Posted Wednesday, September 16th, 2009 under recess framework.

5 comments

  1. Ryan – Great tutorial on modifying the default scaffolding that Recess generates for you! I'm going to link to this from the Recess blog soon.

    If you wanted to take it another step further you could create a part for each nav item that looked like this (mind the formatting, the comments here don't accept PHP/HTML):

    // PHP parts/subnav
    Part::input($title,'string');
    Part::input($action,'string');
    // /PHP
    // LI
    // PHP
    // echo Html::anchor(Url::action($action), $title);
    // /PHP
    // /LI

    You could then, from your widget-navigation part, just call:

    Part::draw('parts/subnav', 'Create new Widget', 'WidgetController::index');

    Not a super big savings just wanted to demo that parts can have inputs and parts can call other parts.

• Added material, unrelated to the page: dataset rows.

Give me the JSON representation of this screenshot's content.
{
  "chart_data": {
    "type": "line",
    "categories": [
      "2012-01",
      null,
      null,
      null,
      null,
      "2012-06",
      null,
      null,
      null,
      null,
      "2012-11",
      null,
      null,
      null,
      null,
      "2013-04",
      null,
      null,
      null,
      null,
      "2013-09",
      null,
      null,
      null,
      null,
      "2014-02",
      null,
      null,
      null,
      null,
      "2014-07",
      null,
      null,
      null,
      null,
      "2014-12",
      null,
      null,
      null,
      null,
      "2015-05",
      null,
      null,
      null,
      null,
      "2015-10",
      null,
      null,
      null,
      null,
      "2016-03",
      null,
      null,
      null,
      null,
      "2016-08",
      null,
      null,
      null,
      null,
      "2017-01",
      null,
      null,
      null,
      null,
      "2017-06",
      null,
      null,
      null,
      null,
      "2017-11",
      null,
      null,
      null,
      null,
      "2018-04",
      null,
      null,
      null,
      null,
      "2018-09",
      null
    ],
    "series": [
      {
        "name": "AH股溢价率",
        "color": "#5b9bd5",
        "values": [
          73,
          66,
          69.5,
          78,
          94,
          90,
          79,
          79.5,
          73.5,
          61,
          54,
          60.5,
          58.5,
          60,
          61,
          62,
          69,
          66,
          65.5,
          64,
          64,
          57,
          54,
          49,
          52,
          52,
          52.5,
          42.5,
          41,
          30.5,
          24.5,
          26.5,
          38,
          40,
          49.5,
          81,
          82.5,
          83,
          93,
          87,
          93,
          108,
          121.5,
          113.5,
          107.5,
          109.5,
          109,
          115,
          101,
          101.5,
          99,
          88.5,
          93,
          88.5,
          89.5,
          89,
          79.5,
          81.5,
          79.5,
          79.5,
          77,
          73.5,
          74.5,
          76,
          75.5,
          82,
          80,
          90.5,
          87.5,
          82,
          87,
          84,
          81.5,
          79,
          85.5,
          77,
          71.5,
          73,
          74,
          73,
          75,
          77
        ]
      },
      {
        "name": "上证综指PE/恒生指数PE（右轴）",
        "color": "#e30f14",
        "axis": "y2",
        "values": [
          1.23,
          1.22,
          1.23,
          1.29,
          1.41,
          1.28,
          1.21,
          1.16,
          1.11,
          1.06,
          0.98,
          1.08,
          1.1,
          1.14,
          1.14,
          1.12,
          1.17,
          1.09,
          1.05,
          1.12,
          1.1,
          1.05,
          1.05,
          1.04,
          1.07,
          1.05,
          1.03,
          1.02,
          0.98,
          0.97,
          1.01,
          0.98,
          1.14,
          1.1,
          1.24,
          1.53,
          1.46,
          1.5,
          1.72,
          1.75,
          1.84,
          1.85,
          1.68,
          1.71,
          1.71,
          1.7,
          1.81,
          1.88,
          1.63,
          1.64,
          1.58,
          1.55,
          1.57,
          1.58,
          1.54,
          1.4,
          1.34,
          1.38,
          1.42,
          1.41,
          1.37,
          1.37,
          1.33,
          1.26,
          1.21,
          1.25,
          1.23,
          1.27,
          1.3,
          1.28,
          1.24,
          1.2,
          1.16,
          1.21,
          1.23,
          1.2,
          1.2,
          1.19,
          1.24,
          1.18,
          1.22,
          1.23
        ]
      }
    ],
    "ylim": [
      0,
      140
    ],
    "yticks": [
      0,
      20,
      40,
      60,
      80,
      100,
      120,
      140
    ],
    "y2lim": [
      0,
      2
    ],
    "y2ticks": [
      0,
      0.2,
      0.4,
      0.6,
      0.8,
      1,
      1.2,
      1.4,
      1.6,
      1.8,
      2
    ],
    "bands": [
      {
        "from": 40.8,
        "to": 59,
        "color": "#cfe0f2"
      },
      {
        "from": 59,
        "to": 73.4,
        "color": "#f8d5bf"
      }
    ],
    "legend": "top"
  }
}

    Keep up the great work!

  2. Thanks for the comment! I have every intention of putting all this into The Book of Recess as well. I am trying to find a docbook program that isn't smarter then I am(so far I'm losing). I've tried Vex(i think its called) and I seem to be doing ok.

  3. Other variant is possible also

  4. HOI. Ryan,

    Good to read that there are people who share the same experience.

    I totally agree with your impression of Recess and other frameworks.


    I’ve been playing with the Recess! PHP Framework recently and I like it. Even though it has very little documentation so far, I find the learning curve much lower then other popular frameworks.

    Have a nice day!
    Stinie

  5. I stumbled upon your blog by accident. Pretty informative post.